As for many other financial concepts, the term capital can cover a range of meanings, depending on whether we consider it in the broader or restrictive sense, with economic, accounting, philosophical or other perspectives. Here, capital as a source of company financing corresponds to the concept of share capital.
Share capital is made up of cash contributions (liquid assets), contributions in-kind (property) and industrial contributions (labour and services) invested in a company by one or more investors, in return for shares in the company.
A share represents a title of ownership and gives its holder, the shareholder, a number of rights related to the company:
- Political rights such as voting rights and rights to information
- Financial rights such as the right to a monetary share of the profits (dividend or interest) or in case of liquidation of the company
- Property rights such as the right to guarantee, loan or transfer the shares held.
Share capital appears as a liability on the balance sheet, and forms part of the equity (with which it is often assimilated, depending on the meaning given to the concept of capital).

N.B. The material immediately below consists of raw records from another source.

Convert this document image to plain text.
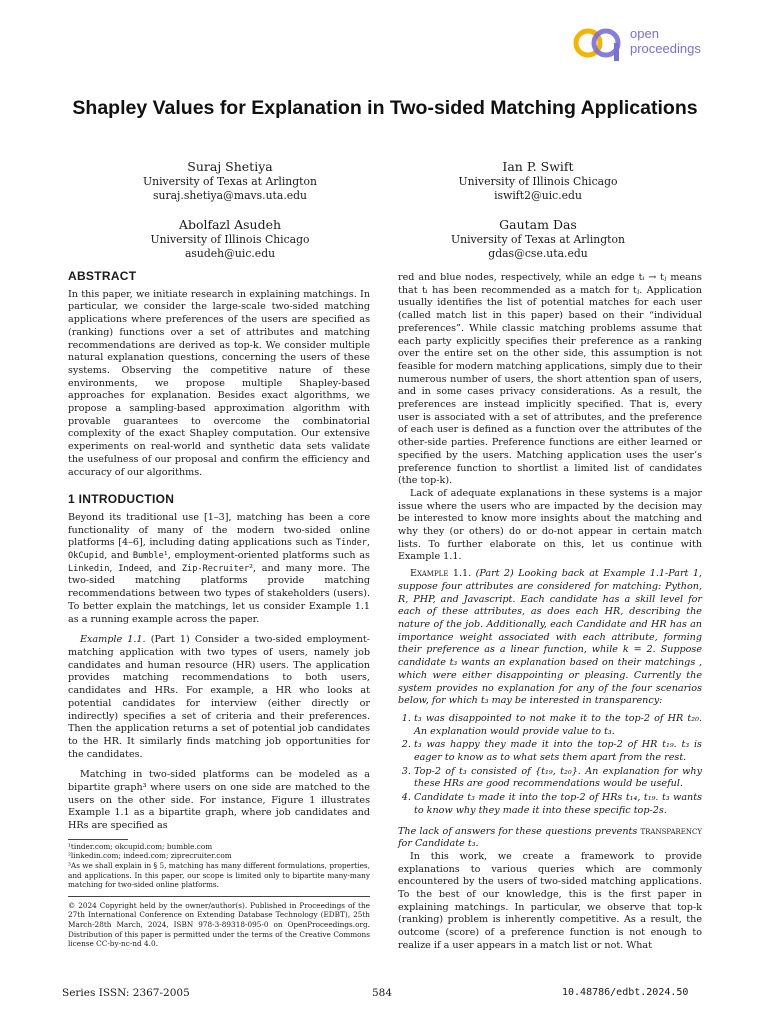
open
proceedings
Shapley Values for Explanation in Two-sided Matching Applications
Suraj Shetiya
University of Texas at Arlington
suraj.shetiya@mavs.uta.edu
Ian P. Swift
University of Illinois Chicago
iswift2@uic.edu
Abolfazl Asudeh
University of Illinois Chicago
asudeh@uic.edu
Gautam Das
University of Texas at Arlington
gdas@cse.uta.edu
ABSTRACT

In this paper, we initiate research in explaining matchings. In particular, we consider the large-scale two-sided matching applications where preferences of the users are specified as (ranking) functions over a set of attributes and matching recommendations are derived as top-k. We consider multiple natural explanation questions, concerning the users of these systems. Observing the competitive nature of these environments, we propose multiple Shapley-based approaches for explanation. Besides exact algorithms, we propose a sampling-based approximation algorithm with provable guarantees to overcome the combinatorial complexity of the exact Shapley computation. Our extensive experiments on real-world and synthetic data sets validate the usefulness of our proposal and confirm the efficiency and accuracy of our algorithms.

1 INTRODUCTION

Beyond its traditional use [1–3], matching has been a core functionality of many of the modern two-sided online platforms [4–6], including dating applications such as Tinder, OkCupid, and Bumble¹, employment-oriented platforms such as Linkedin, Indeed, and Zip-Recruiter², and many more. The two-sided matching platforms provide matching recommendations between two types of stakeholders (users). To better explain the matchings, let us consider Example 1.1 as a running example across the paper.

Example 1.1. (Part 1) Consider a two-sided employment-matching application with two types of users, namely job candidates and human resource (HR) users. The application provides matching recommendations to both users, candidates and HRs. For example, a HR who looks at potential candidates for interview (either directly or indirectly) specifies a set of criteria and their preferences. Then the application returns a set of potential job candidates to the HR. It similarly finds matching job opportunities for the candidates.

Matching in two-sided platforms can be modeled as a bipartite graph³ where users on one side are matched to the users on the other side. For instance, Figure 1 illustrates Example 1.1 as a bipartite graph, where job candidates and HRs are specified as

¹tinder.com; okcupid.com; bumble.com
²linkedin.com; indeed.com; ziprecruiter.com
³As we shall explain in § 5, matching has many different formulations, properties, and applications. In this paper, our scope is limited only to bipartite many-many matching for two-sided online platforms.
© 2024 Copyright held by the owner/author(s). Published in Proceedings of the 27th International Conference on Extending Database Technology (EDBT), 25th March-28th March, 2024, ISBN 978-3-89318-095-0 on OpenProceedings.org. Distribution of this paper is permitted under the terms of the Creative Commons license CC-by-nc-nd 4.0.

red and blue nodes, respectively, while an edge tᵢ → tⱼ means that tᵢ has been recommended as a match for tⱼ. Application usually identifies the list of potential matches for each user (called match list in this paper) based on their “individual preferences”. While classic matching problems assume that each party explicitly specifies their preference as a ranking over the entire set on the other side, this assumption is not feasible for modern matching applications, simply due to their numerous number of users, the short attention span of users, and in some cases privacy considerations. As a result, the preferences are instead implicitly specified. That is, every user is associated with a set of attributes, and the preference of each user is defined as a function over the attributes of the other-side parties. Preference functions are either learned or specified by the users. Matching application uses the user’s preference function to shortlist a limited list of candidates (the top-k).

Lack of adequate explanations in these systems is a major issue where the users who are impacted by the decision may be interested to know more insights about the matching and why they (or others) do or do-not appear in certain match lists. To further elaborate on this, let us continue with Example 1.1.

Example 1.1. (Part 2) Looking back at Example 1.1-Part 1, suppose four attributes are considered for matching: Python, R, PHP, and Javascript. Each candidate has a skill level for each of these attributes, as does each HR, describing the nature of the job. Additionally, each Candidate and HR has an importance weight associated with each attribute, forming their preference as a linear function, while k = 2. Suppose candidate t₃ wants an explanation based on their matchings , which were either disappointing or pleasing. Currently the system provides no explanation for any of the four scenarios below, for which t₃ may be interested in transparency:

1. t₃ was disappointed to not make it to the top-2 of HR t₂₀. An explanation would provide value to t₃.
2. t₃ was happy they made it into the top-2 of HR t₁₉. t₃ is eager to know as to what sets them apart from the rest.
3. Top-2 of t₃ consisted of {t₁₉, t₂₀}. An explanation for why these HRs are good recommendations would be useful.
4. Candidate t₃ made it into the top-2 of HRs t₁₄, t₁₉. t₃ wants to know why they made it into these specific top-2s.

The lack of answers for these questions prevents transparency for Candidate t₃.

In this work, we create a framework to provide explanations to various queries which are commonly encountered by the users of two-sided matching applications. To the best of our knowledge, this is the first paper in explaining matchings. In particular, we observe that top-k (ranking) problem is inherently competitive. As a result, the outcome (score) of a preference function is not enough to realize if a user appears in a match list or not. What

Series ISSN: 2367-2005	584	10.48786/edbt.2024.50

It represents the company's debts to the shareholders due to their contributions.
The contributions are shown as assets on the balance sheet (in return for the capital), in the form of liquid assets (in case of a cash contribution) and other types of assets (in case of a contribution in kind). They constitute the company's resources
The different sources of capital contributions
The capital may be formed by:
- One or more entrepreneurs running the company project
- External company investors (private or public)
- Individual external investors
In the last two cases, this is referred to as risk capital.